A relation \(R\) on a set \(A\) is said to be a partial order if it is reflexive, antisymmetric, and transitive. A partial order is said to be a total order if for any \(x,y \in A\) either \(x\,R\,y\) or \(y\,R\,x\text{.}\)
Note, some authors require partial orders to be irreflexive instead of reflexive. All that this requires is to delete the diagonal from the relation. Basically everything that can be proven about partial orders in our formulation can be proven in the other formulation, and vice versa. Instead, we we call a relation that is irreflexive, symmetric and transitive a strict partial order.
Let \(\prec\) be a partial order on a set \(A\text{.}\) An element \(x \in A\) is said to be minimal relative to the ordering \(\prec\) if for every \(y \in A\text{,}\) \(y \not\prec x\text{.}\) In other words, there are no elements smaller than \(x\text{.}\) Maximal elements are defined analogously.
An element \(x \in A\) is said to be a minimum if for all \(y \in A\text{,}\) \(x \prec y\text{.}\) Maximum elements are defined analogously.
Prove that if \(A\) has a minimum element relative to the partial order \(\prec\text{,}\) then it is unique (similarly for maximum elements).
Consider the less than partial order \(\lt\) on the real numbers \(\mathbb{R}\text{.}\) Does it have maximum or minimum elements? What about maximal or minimal elements?
Consider a universe \(U\) and the subset relation on the subsets of \(U\text{.}\) Does \(U\) have maximum and minimum elements?
Consider the divides partial order on \(\mathbb{N} \setminus \{1\}\text{,}\) i.e., then integers greater than or equal to \(2\text{.}\) Describe the minimal elements of this partial order and explain your reasoning.
Suppose \(\prec\) is a total order on \(A\text{.}\) There is an induced ordering \(\prec_n\) on \(A^n\) call the lexicographical ordering or dictionary order.
It works like this, given \((x_1,\ldots,x_n), (y_1, \ldots, y_n) \in A^n\text{,}\) if \(x_j = y_j\) for all \(j = 1,\ldots, n\) then \((x_1, \ldots, x_n ) \prec_n (y_1,\ldots, y_n)\text{.}\) Otherwise, let \(k\) be the first index for which \(x_k \not= y_k\text{.}\) If \(x_k \prec y_k\text{,}\) then \((x_1,\ldots, x_n) \prec_n (y_1, \ldots, y_n)\text{,}\) and otherwise \((y_1,\ldots, y_n) \prec_n (x_1, \ldots, x_n)\text{.}\)
Prove that \(\prec_n\) is a total order on \(A^n\text{.}\)
A total order \(\prec\) on \(A\) is said to be a well order if every nonempty subset of \(A\) has a minimum element with respect to \(A\text{.}\)
On \(\mathbb{N}\text{,}\) we know that \(\lt\) is a well-order.
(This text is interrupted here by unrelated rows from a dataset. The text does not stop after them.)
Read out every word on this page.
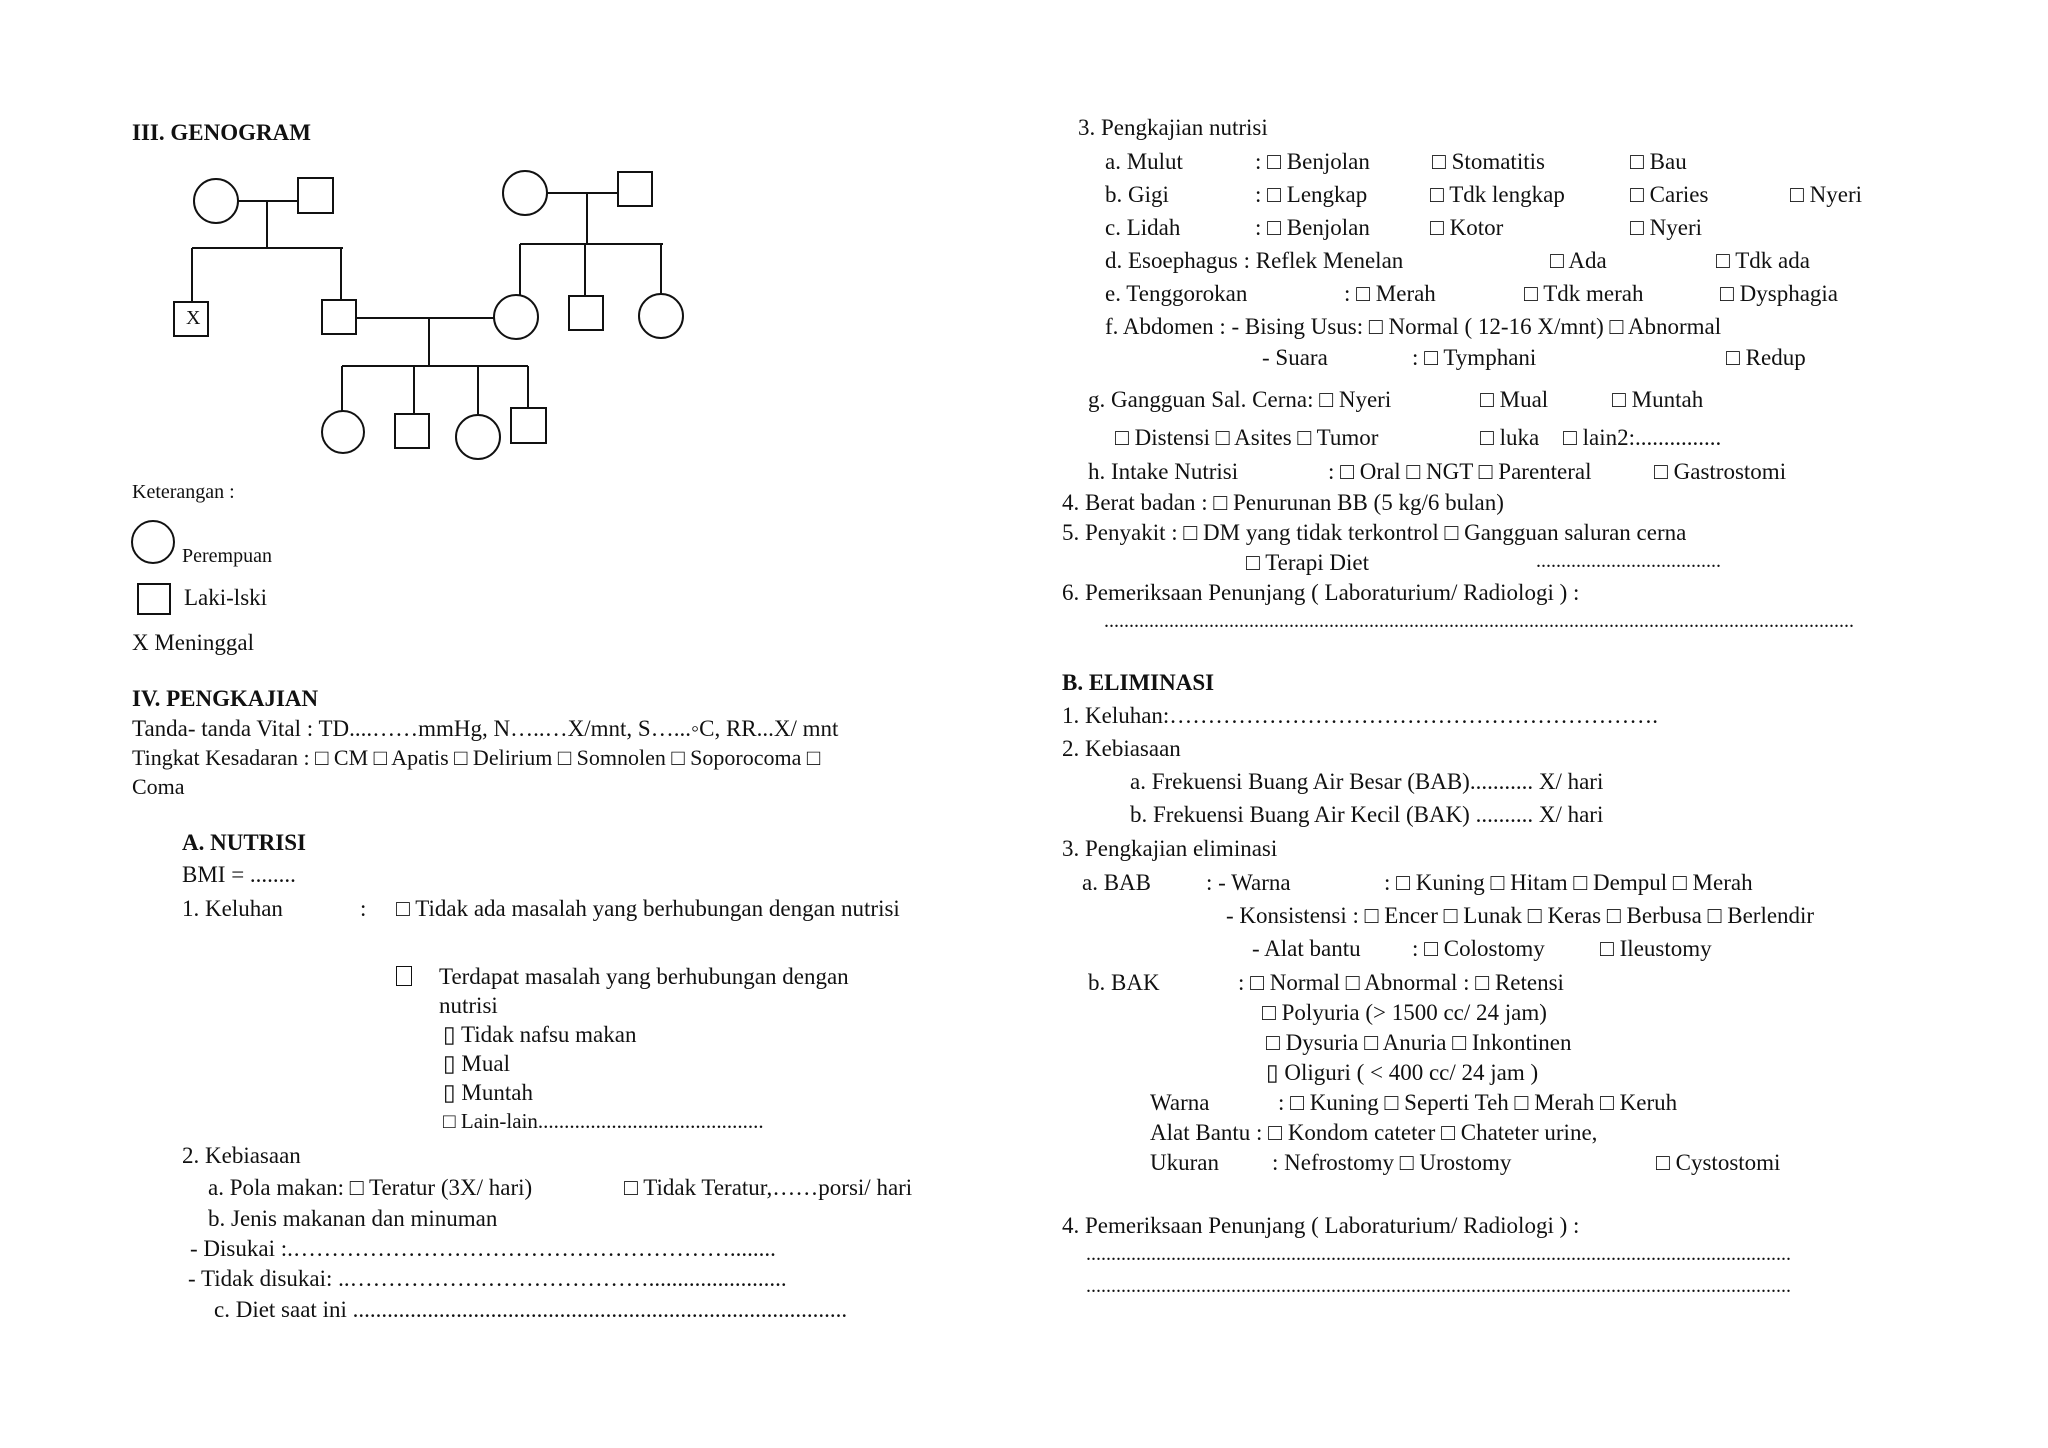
III. GENOGRAM
X
Keterangan :
Perempuan
Laki-lski
X Meninggal
IV. PENGKAJIAN
Tanda- tanda Vital : TD....……mmHg, N…..…X/mnt, S…...◦C, RR...X/ mnt
Tingkat Kesadaran : □ CM □ Apatis □ Delirium □ Somnolen □ Soporocoma □
Coma
A. NUTRISI
BMI = ........
1. Keluhan	: □ Tidak ada masalah yang berhubungan dengan nutrisi
Terdapat masalah yang berhubungan dengan
nutrisi
▯ Tidak nafsu makan
▯ Mual
▯ Muntah
□ Lain-lain...........................................
2. Kebiasaan
a. Pola makan: □ Teratur (3X/ hari)	□ Tidak Teratur,……porsi/ hari
b. Jenis makanan dan minuman
- Disukai :.…………………………………………………........
- Tidak disukai: ..…………………………………........................
c. Diet saat ini ......................................................................................
3. Pengkajian nutrisi
a. Mulut	: □ Benjolan	□ Stomatitis	□ Bau
b. Gigi	: □ Lengkap	□ Tdk lengkap	□ Caries	□ Nyeri
c. Lidah	: □ Benjolan	□ Kotor	□ Nyeri
d. Esoephagus : Reflek Menelan	□ Ada	□ Tdk ada
e. Tenggorokan	: □ Merah	□ Tdk merah	□ Dysphagia
f. Abdomen : - Bising Usus: □ Normal ( 12-16 X/mnt) □ Abnormal
- Suara	: □ Tymphani	□ Redup
g. Gangguan Sal. Cerna: □ Nyeri	□ Mual	□ Muntah
□ Distensi □ Asites □ Tumor	□ luka □ lain2:...............
h. Intake Nutrisi	: □ Oral □ NGT □ Parenteral	□ Gastrostomi
4. Berat badan : □ Penurunan BB (5 kg/6 bulan)
5. Penyakit : □ DM yang tidak terkontrol □ Gangguan saluran cerna
□ Terapi Diet	.....................................
6. Pemeriksaan Penunjang ( Laboraturium/ Radiologi ) :
......................................................................................................................................................
B. ELIMINASI
1. Keluhan:……………………………………………………….
2. Kebiasaan
a. Frekuensi Buang Air Besar (BAB)........... X/ hari
b. Frekuensi Buang Air Kecil (BAK) .......... X/ hari
3. Pengkajian eliminasi
a. BAB : - Warna	: □ Kuning □ Hitam □ Dempul □ Merah
- Konsistensi : □ Encer □ Lunak □ Keras □ Berbusa □ Berlendir
- Alat bantu : □ Colostomy □ Ileustomy
b. BAK	: □ Normal □ Abnormal : □ Retensi
□ Polyuria (> 1500 cc/ 24 jam)
□ Dysuria □ Anuria □ Inkontinen
▯ Oliguri ( < 400 cc/ 24 jam )
Warna	: □ Kuning □ Seperti Teh □ Merah □ Keruh
Alat Bantu : □ Kondom cateter □ Chateter urine,
Ukuran : Nefrostomy □ Urostomy	□ Cystostomi
4. Pemeriksaan Penunjang ( Laboraturium/ Radiologi ) :
.............................................................................................................................................
.............................................................................................................................................
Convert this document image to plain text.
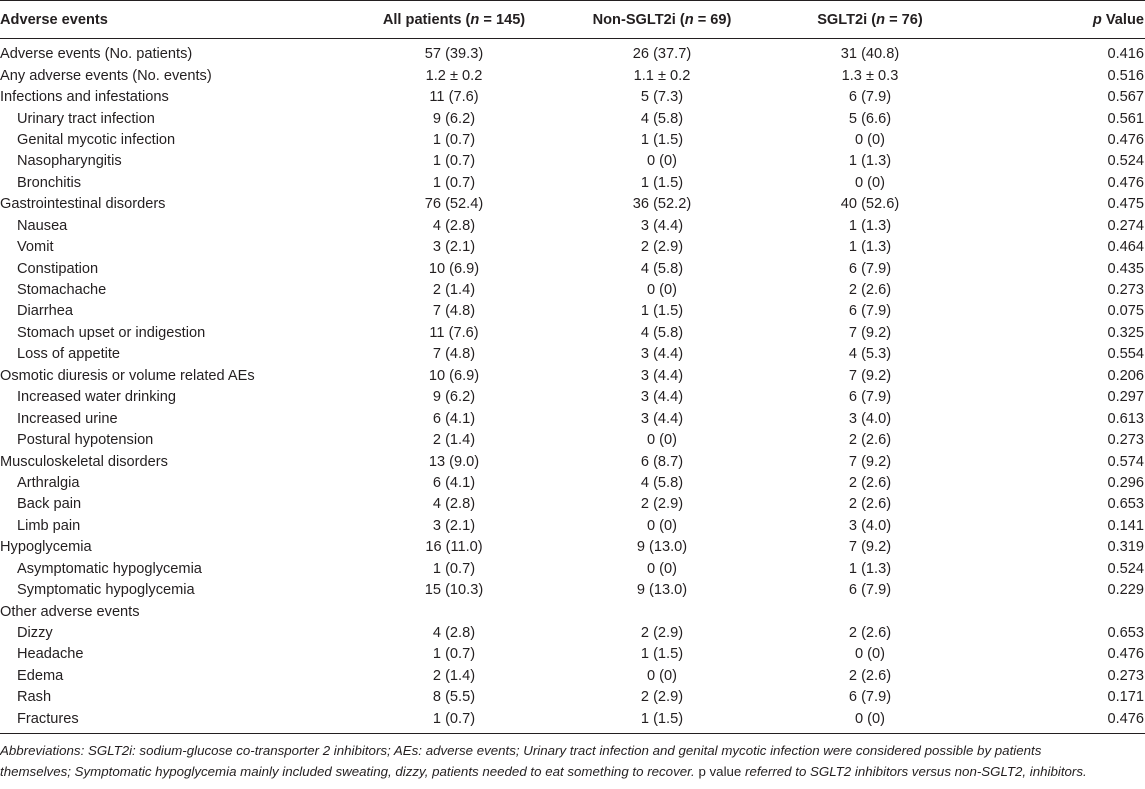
Adverse events	All patients (n = 145)	Non-SGLT2i (n = 69)	SGLT2i (n = 76)	p Value
Adverse events (No. patients)	57 (39.3)	26 (37.7)	31 (40.8)	0.416
Any adverse events (No. events)	1.2 ± 0.2	1.1 ± 0.2	1.3 ± 0.3	0.516
Infections and infestations	11 (7.6)	5 (7.3)	6 (7.9)	0.567
Urinary tract infection	9 (6.2)	4 (5.8)	5 (6.6)	0.561
Genital mycotic infection	1 (0.7)	1 (1.5)	0 (0)	0.476
Nasopharyngitis	1 (0.7)	0 (0)	1 (1.3)	0.524
Bronchitis	1 (0.7)	1 (1.5)	0 (0)	0.476
Gastrointestinal disorders	76 (52.4)	36 (52.2)	40 (52.6)	0.475
Nausea	4 (2.8)	3 (4.4)	1 (1.3)	0.274
Vomit	3 (2.1)	2 (2.9)	1 (1.3)	0.464
Constipation	10 (6.9)	4 (5.8)	6 (7.9)	0.435
Stomachache	2 (1.4)	0 (0)	2 (2.6)	0.273
Diarrhea	7 (4.8)	1 (1.5)	6 (7.9)	0.075
Stomach upset or indigestion	11 (7.6)	4 (5.8)	7 (9.2)	0.325
Loss of appetite	7 (4.8)	3 (4.4)	4 (5.3)	0.554
Osmotic diuresis or volume related AEs	10 (6.9)	3 (4.4)	7 (9.2)	0.206
Increased water drinking	9 (6.2)	3 (4.4)	6 (7.9)	0.297
Increased urine	6 (4.1)	3 (4.4)	3 (4.0)	0.613
Postural hypotension	2 (1.4)	0 (0)	2 (2.6)	0.273
Musculoskeletal disorders	13 (9.0)	6 (8.7)	7 (9.2)	0.574
Arthralgia	6 (4.1)	4 (5.8)	2 (2.6)	0.296
Back pain	4 (2.8)	2 (2.9)	2 (2.6)	0.653
Limb pain	3 (2.1)	0 (0)	3 (4.0)	0.141
Hypoglycemia	16 (11.0)	9 (13.0)	7 (9.2)	0.319
Asymptomatic hypoglycemia	1 (0.7)	0 (0)	1 (1.3)	0.524
Symptomatic hypoglycemia	15 (10.3)	9 (13.0)	6 (7.9)	0.229
Other adverse events				
Dizzy	4 (2.8)	2 (2.9)	2 (2.6)	0.653
Headache	1 (0.7)	1 (1.5)	0 (0)	0.476
Edema	2 (1.4)	0 (0)	2 (2.6)	0.273
Rash	8 (5.5)	2 (2.9)	6 (7.9)	0.171
Fractures	1 (0.7)	1 (1.5)	0 (0)	0.476
Abbreviations: SGLT2i: sodium-glucose co-transporter 2 inhibitors; AEs: adverse events; Urinary tract infection and genital mycotic infection were considered possible by patients
themselves; Symptomatic hypoglycemia mainly included sweating, dizzy, patients needed to eat something to recover. p value referred to SGLT2 inhibitors versus non-SGLT2, inhibitors.
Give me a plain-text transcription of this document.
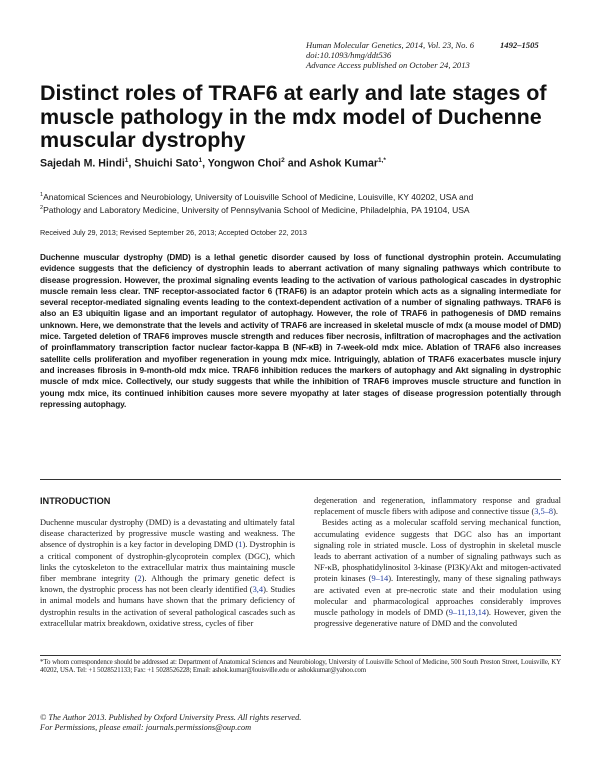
Human Molecular Genetics, 2014, Vol. 23, No. 6	1492–1505
doi:10.1093/hmg/ddt536
Advance Access published on October 24, 2013
Distinct roles of TRAF6 at early and late stages of muscle pathology in the mdx model of Duchenne muscular dystrophy
Sajedah M. Hindi$^1$, Shuichi Sato$^1$, Yongwon Choi$^2$ and Ashok Kumar$^{1,*}$
$^1$Anatomical Sciences and Neurobiology, University of Louisville School of Medicine, Louisville, KY 40202, USA and
$^2$Pathology and Laboratory Medicine, University of Pennsylvania School of Medicine, Philadelphia, PA 19104, USA
Received July 29, 2013; Revised September 26, 2013; Accepted October 22, 2013

Duchenne muscular dystrophy (DMD) is a lethal genetic disorder caused by loss of functional dystrophin protein. Accumulating evidence suggests that the deficiency of dystrophin leads to aberrant activation of many signaling pathways which contribute to disease progression. However, the proximal signaling events leading to the activation of various pathological cascades in dystrophic muscle remain less clear. TNF receptor-associated factor 6 (TRAF6) is an adaptor protein which acts as a signaling intermediate for several receptor-mediated signaling events leading to the context-dependent activation of a number of signaling pathways. TRAF6 is also an E3 ubiquitin ligase and an important regulator of autophagy. However, the role of TRAF6 in pathogenesis of DMD remains unknown. Here, we demonstrate that the levels and activity of TRAF6 are increased in skeletal muscle of mdx (a mouse model of DMD) mice. Targeted deletion of TRAF6 improves muscle strength and reduces fiber necrosis, infiltration of macrophages and the activation of proinflammatory transcription factor nuclear factor-kappa B (NF-κB) in 7-week-old mdx mice. Ablation of TRAF6 also increases satellite cells proliferation and myofiber regeneration in young mdx mice. Intriguingly, ablation of TRAF6 exacerbates muscle injury and increases fibrosis in 9-month-old mdx mice. TRAF6 inhibition reduces the markers of autophagy and Akt signaling in dystrophic muscle of mdx mice. Collectively, our study suggests that while the inhibition of TRAF6 improves muscle structure and function in young mdx mice, its continued inhibition causes more severe myopathy at later stages of disease progression potentially through repressing autophagy.

INTRODUCTION

Duchenne muscular dystrophy (DMD) is a devastating and ultimately fatal disease characterized by progressive muscle wasting and weakness. The absence of dystrophin is a key factor in developing DMD (1). Dystrophin is a critical component of dystrophin-glycoprotein complex (DGC), which links the cytoskeleton to the extracellular matrix thus maintaining muscle fiber membrane integrity (2). Although the primary genetic defect is known, the dystrophic process has not been clearly identified (3,4). Studies in animal models and humans have shown that the primary deficiency of dystrophin results in the activation of several pathological cascades such as extracellular matrix breakdown, oxidative stress, cycles of fiber

degeneration and regeneration, inflammatory response and gradual replacement of muscle fibers with adipose and connective tissue (3,5–8).
Besides acting as a molecular scaffold serving mechanical function, accumulating evidence suggests that DGC also has an important signaling role in striated muscle. Loss of dystrophin in skeletal muscle leads to aberrant activation of a number of signaling pathways such as NF-κB, phosphatidylinositol 3-kinase (PI3K)/Akt and mitogen-activated protein kinases (9–14). Interestingly, many of these signaling pathways are activated even at pre-necrotic state and their modulation using molecular and pharmacological approaches considerably improves muscle pathology in models of DMD (9–11,13,14). However, given the progressive degenerative nature of DMD and the convoluted

*To whom correspondence should be addressed at: Department of Anatomical Sciences and Neurobiology, University of Louisville School of Medicine, 500 South Preston Street, Louisville, KY 40202, USA. Tel: +1 5028521133; Fax: +1 5028526228; Email: ashok.kumar@louisville.edu or ashokkumar@yahoo.com

© The Author 2013. Published by Oxford University Press. All rights reserved.
For Permissions, please email: journals.permissions@oup.com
This is precisely the content of the Well-Ordering Principle.
Is \(\lt\) a well ordering on \(\mathbb{R}, \mathbb{Q}\) or \(\mathbb{Z}\text{?}\)
Do you think \(\mathbb{R}, \mathbb{Q}, \mathbb{Z}\) have well-orders of some form or another?
Every set can be well-ordered.
This theorem seems absolutely ridiculous. What does a well-order of \(\mathbb{R}\) look like? The answer is, in short, we don't know. It is actually impossible to write down a formula for one. However, the proof of this theorem and hence the existence of such a well-order is a consequence of the Axiom of Choice, which was originally the most highly contested axiom of early set theory, but not it is almost ubiquitously accepted. Why? Because it makes lots of nice theorems true, like the previous ones (it also makes some very annoying theorems true, but that is a discussion for another day). We will state the Axiom of Choice after we discussion functions.
Let \(\prec\) be a partial order on \(A\) and let \(a \in A\) be a minimum. Then \(a\) is the unique minimal element.
We first show \(a\) is minimal. Notice that for any \(b \in A\text{,}\) we have \(a \prec b\) since \(a\) is a minimum. If \(a \not= b\text{,}\) then by antisymmetry \(b \not\prec a\text{,}\) so \(a\) is minimal.
Now suppose that \(c\) is minimal. Since \(a\) is a minimum, \(a \prec c\text{.}\) By minimality, this can only happen if \(a = c\text{.}\)
There is an analogue of Theorem 3.3.14 for maximum and maximal elements.